Will the price of prescription artificial tears or eye drops used to alleviate irritation and to treat dry eye syndrome increase tenfold in the coming year? No, that's not true: South Korea's Health Insurance Review and Assessment Service (HIRA) announced the price for the medical product will likely increase by two to threefold, not 10, in the event the agency decides to remove it from the list of drugs that are subsidized by the national health care system.
The claim appeared in a video by @ssulchoissajang on TikTok on October 17, 2023. It has a text overlay (translated from Korean into English by Lead Stories staff) that reads:
Artificial tears will not be covered by the National Healthcare agency unless you have dry eye syndrome, so you will have to buy it at ten times the price.
This is what the post looked like on TikTok at the time of writing:
(Source: TikTok screenshot taken on Fri Oct 20 02:52:46 2023 UTC)
As of September 6, 2023, HIRA released the eligibility review of insurance-covered medicine and determined that eye drops, known in Korea as artificial tears, prescribed for externally caused dry eye syndrome may not be eligible to be covered and subsidized by the national health care plan.
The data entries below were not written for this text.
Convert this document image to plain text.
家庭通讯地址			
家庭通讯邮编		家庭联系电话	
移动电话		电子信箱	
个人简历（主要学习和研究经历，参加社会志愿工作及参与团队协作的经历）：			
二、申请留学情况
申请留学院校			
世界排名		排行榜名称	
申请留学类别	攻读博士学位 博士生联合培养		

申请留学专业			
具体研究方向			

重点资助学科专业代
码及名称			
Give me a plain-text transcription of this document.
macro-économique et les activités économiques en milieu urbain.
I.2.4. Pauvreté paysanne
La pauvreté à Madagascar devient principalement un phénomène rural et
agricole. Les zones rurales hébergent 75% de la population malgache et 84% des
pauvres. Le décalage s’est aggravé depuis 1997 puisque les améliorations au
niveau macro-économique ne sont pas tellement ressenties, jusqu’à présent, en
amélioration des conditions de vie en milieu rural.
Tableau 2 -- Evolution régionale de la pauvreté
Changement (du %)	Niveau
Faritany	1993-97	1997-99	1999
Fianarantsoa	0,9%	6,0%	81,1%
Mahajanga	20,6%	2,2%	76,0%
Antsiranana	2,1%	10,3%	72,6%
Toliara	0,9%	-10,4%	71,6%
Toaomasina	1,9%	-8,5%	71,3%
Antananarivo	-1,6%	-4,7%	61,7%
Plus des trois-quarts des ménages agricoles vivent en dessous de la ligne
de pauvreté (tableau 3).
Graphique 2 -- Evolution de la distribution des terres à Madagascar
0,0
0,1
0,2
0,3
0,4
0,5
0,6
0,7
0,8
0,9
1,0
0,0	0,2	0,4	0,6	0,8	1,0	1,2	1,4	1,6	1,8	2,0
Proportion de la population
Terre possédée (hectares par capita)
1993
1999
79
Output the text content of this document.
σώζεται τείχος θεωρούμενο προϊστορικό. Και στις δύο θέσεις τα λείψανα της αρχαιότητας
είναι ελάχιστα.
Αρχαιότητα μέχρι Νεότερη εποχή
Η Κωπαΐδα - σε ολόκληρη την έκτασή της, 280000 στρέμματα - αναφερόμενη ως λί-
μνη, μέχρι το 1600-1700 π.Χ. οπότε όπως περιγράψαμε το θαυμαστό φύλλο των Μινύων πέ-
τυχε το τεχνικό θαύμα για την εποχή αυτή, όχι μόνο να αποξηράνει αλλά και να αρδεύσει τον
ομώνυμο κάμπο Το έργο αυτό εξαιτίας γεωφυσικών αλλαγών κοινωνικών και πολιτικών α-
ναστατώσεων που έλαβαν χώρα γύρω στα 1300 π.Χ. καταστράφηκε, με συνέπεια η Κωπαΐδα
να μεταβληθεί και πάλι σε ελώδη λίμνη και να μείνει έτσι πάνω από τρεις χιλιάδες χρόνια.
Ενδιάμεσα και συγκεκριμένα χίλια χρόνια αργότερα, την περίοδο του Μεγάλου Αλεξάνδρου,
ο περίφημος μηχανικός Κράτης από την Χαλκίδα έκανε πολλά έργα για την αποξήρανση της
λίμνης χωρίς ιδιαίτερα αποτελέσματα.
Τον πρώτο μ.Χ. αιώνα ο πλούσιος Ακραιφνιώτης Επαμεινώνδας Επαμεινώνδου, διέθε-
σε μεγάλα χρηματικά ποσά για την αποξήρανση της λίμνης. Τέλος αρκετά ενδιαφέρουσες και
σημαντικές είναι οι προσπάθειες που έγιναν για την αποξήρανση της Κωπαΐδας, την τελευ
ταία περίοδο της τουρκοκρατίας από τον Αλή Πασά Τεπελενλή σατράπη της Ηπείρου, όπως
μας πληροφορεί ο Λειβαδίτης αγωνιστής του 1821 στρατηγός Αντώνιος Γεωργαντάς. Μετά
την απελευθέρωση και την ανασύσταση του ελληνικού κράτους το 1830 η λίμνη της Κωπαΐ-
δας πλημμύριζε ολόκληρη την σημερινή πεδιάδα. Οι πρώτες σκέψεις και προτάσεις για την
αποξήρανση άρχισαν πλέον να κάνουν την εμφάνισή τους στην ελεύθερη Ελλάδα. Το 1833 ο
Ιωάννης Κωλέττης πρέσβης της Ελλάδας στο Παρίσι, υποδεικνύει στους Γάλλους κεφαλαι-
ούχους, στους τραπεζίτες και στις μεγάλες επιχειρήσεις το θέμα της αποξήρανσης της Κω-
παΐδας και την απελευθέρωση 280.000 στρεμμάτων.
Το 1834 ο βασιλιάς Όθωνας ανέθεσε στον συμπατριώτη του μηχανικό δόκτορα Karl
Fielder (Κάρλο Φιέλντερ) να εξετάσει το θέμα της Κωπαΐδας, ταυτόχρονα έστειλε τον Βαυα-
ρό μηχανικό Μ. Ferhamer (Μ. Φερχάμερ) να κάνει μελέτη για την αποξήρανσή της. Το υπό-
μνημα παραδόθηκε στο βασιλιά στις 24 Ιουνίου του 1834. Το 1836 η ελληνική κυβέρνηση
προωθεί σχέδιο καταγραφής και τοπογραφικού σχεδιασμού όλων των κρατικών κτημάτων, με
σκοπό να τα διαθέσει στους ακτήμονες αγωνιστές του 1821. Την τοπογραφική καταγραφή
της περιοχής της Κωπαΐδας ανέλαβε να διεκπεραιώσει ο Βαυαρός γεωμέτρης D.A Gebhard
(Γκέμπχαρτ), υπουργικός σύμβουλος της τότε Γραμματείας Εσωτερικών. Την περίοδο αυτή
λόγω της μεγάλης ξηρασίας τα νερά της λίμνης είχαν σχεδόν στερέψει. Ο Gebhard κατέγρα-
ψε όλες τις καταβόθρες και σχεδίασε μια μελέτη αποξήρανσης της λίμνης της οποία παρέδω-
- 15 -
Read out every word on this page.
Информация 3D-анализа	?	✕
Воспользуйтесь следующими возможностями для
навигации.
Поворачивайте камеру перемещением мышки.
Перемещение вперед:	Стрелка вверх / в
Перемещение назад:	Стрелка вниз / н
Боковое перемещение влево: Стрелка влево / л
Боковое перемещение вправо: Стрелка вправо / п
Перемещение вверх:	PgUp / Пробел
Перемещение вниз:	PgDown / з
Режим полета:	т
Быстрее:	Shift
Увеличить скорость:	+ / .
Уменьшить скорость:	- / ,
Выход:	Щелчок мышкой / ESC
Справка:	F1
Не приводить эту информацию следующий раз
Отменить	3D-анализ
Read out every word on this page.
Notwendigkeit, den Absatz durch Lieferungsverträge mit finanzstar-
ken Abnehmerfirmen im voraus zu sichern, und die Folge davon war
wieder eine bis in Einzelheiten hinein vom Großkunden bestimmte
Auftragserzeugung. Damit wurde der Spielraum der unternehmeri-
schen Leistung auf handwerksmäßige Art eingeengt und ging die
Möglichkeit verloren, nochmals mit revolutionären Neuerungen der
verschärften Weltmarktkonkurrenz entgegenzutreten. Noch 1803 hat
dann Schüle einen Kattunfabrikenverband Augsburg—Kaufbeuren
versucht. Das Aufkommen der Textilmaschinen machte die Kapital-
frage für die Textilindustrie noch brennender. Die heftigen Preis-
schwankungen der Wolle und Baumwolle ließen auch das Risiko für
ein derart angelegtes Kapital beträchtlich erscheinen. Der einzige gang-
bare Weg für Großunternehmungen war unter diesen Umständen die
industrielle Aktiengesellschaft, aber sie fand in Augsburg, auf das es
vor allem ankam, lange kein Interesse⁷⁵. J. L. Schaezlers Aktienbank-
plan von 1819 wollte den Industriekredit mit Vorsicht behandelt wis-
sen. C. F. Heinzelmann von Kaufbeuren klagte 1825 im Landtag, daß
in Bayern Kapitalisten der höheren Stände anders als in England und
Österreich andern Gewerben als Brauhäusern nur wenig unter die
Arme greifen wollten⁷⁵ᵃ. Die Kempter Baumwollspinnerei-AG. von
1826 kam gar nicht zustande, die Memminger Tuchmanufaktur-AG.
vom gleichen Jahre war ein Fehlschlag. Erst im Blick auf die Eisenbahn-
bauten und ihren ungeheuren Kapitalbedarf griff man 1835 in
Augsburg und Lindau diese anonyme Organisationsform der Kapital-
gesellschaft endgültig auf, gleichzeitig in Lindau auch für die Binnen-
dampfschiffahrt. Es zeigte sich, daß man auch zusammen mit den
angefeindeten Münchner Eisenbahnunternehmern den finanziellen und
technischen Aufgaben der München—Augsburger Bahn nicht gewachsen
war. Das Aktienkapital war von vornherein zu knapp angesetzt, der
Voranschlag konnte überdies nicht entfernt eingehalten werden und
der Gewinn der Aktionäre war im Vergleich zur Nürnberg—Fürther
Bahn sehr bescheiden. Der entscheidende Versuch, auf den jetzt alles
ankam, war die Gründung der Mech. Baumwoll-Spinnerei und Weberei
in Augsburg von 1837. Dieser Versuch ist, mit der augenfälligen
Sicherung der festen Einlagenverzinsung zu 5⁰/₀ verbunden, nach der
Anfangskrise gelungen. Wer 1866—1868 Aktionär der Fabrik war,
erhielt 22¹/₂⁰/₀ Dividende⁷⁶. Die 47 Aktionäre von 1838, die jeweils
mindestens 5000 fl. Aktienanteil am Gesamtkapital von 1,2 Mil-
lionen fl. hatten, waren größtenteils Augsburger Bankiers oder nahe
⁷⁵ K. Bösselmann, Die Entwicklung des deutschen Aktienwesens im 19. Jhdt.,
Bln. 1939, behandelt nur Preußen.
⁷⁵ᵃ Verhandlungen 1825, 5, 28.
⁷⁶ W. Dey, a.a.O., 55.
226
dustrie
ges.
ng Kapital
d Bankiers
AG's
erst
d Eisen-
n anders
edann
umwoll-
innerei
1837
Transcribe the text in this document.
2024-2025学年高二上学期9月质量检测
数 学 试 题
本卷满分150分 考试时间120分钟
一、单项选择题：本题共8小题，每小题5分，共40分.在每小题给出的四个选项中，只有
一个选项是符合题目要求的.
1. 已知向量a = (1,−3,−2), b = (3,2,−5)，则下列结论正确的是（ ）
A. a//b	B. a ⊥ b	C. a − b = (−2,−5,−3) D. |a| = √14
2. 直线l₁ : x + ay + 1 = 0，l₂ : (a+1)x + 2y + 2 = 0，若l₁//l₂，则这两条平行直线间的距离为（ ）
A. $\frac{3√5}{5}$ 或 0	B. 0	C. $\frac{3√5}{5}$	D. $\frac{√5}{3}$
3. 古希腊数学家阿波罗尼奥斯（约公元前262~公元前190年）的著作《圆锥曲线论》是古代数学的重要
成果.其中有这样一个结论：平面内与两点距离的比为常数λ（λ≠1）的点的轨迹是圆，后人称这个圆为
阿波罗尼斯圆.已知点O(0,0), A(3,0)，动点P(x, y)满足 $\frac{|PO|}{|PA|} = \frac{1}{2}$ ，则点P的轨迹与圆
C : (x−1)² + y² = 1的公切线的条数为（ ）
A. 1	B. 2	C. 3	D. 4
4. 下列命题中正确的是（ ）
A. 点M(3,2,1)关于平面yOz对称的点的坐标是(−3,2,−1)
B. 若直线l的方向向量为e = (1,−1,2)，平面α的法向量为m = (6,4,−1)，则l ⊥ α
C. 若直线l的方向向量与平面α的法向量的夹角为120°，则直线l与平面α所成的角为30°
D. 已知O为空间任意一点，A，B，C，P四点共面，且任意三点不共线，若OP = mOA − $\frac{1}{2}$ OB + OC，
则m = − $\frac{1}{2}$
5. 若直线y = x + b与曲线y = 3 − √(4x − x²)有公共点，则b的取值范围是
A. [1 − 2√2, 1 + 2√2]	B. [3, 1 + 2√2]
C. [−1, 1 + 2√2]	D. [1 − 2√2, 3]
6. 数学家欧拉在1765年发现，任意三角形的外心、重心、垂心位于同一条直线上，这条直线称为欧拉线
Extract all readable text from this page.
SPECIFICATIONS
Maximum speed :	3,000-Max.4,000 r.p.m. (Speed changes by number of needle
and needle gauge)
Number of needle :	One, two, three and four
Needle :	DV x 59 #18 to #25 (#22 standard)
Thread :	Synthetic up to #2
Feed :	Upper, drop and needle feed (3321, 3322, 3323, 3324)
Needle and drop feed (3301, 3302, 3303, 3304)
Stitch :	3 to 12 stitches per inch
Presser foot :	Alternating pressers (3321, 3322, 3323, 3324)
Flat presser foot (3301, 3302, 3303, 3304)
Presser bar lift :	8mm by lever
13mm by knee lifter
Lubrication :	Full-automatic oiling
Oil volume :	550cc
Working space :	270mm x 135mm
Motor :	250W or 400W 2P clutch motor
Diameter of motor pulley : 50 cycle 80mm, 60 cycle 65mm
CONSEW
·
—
The agency made no mention of the price or the possibility of price increases for the product in the event it was removed from the national medicine registry.
Several news reports speculated the price could increase by a maximum 10-fold. As these reports spread, HIRA issued another press release to say the agency had not finalized its decision and was still reviewing the matter, adding that even if the artificial tears were eliminated from the list of national health care-subsidized drugs, it would more likely become two to three times more expensive, not 10 times.